In 1982, Dr. Carl Ferrari, D.C., in researching the Applied Kinesiology concepts in relation to the survival mechanisms of the human species, recognised the relationship between his Neural Organisation Techniques, and the symptomatology of Dyslexia and all learning disabilities. Combining the organizational effects of the centering and righting reflex systems of the Cloacal, Labyrinthine and Ocular reflex mechanisms; the specific cranial faults found in all dyslexics and learning disabled; and a unique eye muscle fault found only in Dyslexics and the learning disabled, has led to an astounding reversal of all the problems  found in the Dyslexic and learning disability condition (to further confound the experts, as early as the first or second treatment, patients often report selective results).

Of course, in most cases, a series of treatments is necessary to refine and stabilise the initial corrections. However, no one has to wait a long time to know that changes have been made, and normal function is being, or has been established. The number of treatments varies with the individual patient. It is important to note that this procedure is done by hand, and no drugs or other foreign substances are ever used.

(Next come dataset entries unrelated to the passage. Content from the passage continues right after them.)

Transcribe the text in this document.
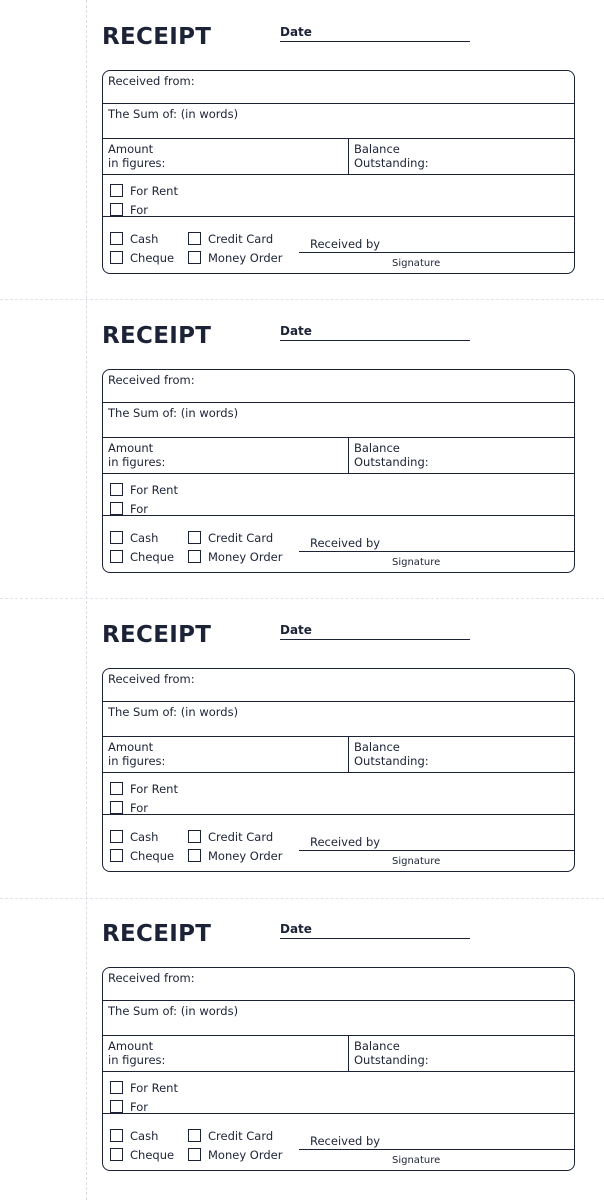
RECEIPT	Date
Received from:
The Sum of: (in words)
Amount
in figures:
Balance
Outstanding:
For Rent
For
Cash
Cheque
Credit Card
Money Order
Received by
Signature
RECEIPT	Date
Received from:
The Sum of: (in words)
Amount
in figures:
Balance
Outstanding:
For Rent
For
Cash
Cheque
Credit Card
Money Order
Received by
Signature
RECEIPT	Date
Received from:
The Sum of: (in words)
Amount
in figures:
Balance
Outstanding:
For Rent
For
Cash
Cheque
Credit Card
Money Order
Received by
Signature
RECEIPT	Date
Received from:
The Sum of: (in words)
Amount
in figures:
Balance
Outstanding:
For Rent
For
Cash
Cheque
Credit Card
Money Order
Received by
Signature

Outlook And Follow-Up….What To Expect

Although in most cases, once the corrections are made and stabilised, further treatment is rarely necessary. There are things that may cause loss in stabilisation and return of some symptoms. Any condition which is accompanied by high fever may cause destabilisation, as may allergies which were not stabilised. Emotional and physical trauma, particularly head injuries, should always be a reason for a complete re-evaluation. It is also recommended that after the initial treatment protocol has been completed, the patient returns every month or two for the first year, to make sure that all procedures were completed. Another consideration is that research is on-going, and since the original protocol was devised, many refinements have been added in an effort to make this procedure as complete as possible for every nuance the patient may present.

Catch-Up…How You Can Help

Once the proper neurological and structural corrections are made, the patient is able to learn what he or she was not able to learn before. Therefore, ‘catch-up’ is the name of the game.  It seems that approximately 10 hours of activity (reading, writing, speaking, etc.) are necessary to “programme the computer” for each function.

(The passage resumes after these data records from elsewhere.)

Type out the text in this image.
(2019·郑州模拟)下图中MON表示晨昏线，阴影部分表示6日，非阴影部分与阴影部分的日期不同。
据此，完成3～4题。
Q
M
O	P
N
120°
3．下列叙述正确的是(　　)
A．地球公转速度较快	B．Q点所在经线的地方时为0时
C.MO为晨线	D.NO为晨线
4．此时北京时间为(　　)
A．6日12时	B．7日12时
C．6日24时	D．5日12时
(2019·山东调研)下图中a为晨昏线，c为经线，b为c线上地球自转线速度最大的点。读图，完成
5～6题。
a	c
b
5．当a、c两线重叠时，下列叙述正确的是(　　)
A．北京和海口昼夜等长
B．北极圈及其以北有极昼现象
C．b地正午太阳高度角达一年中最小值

Because disorganisation and easy distraction have been part of their problem, the patient does not know how to study and learn. Structured time for studying and learning must be provided by the parents, or set aside by the adult to learn. There is no radio, TV, eating, going to the bathroom, etc. JUST LEARNING TIME. The family must co-operate . Cross pattern exercises, either in place, or as a march-type activity (right arm-left leg, left arm-right leg) are extremely beneficial, and in the beginning should be done 20 minutes per day. Because diaphragm control is usually weak, blowing balloons is a good exercise. Buy 100 balloons, blow one up, then blow it up again until it breaks; do one a day for 100 days.

With some effort and proper treatment, dyslexia and learning disabilities are treatable.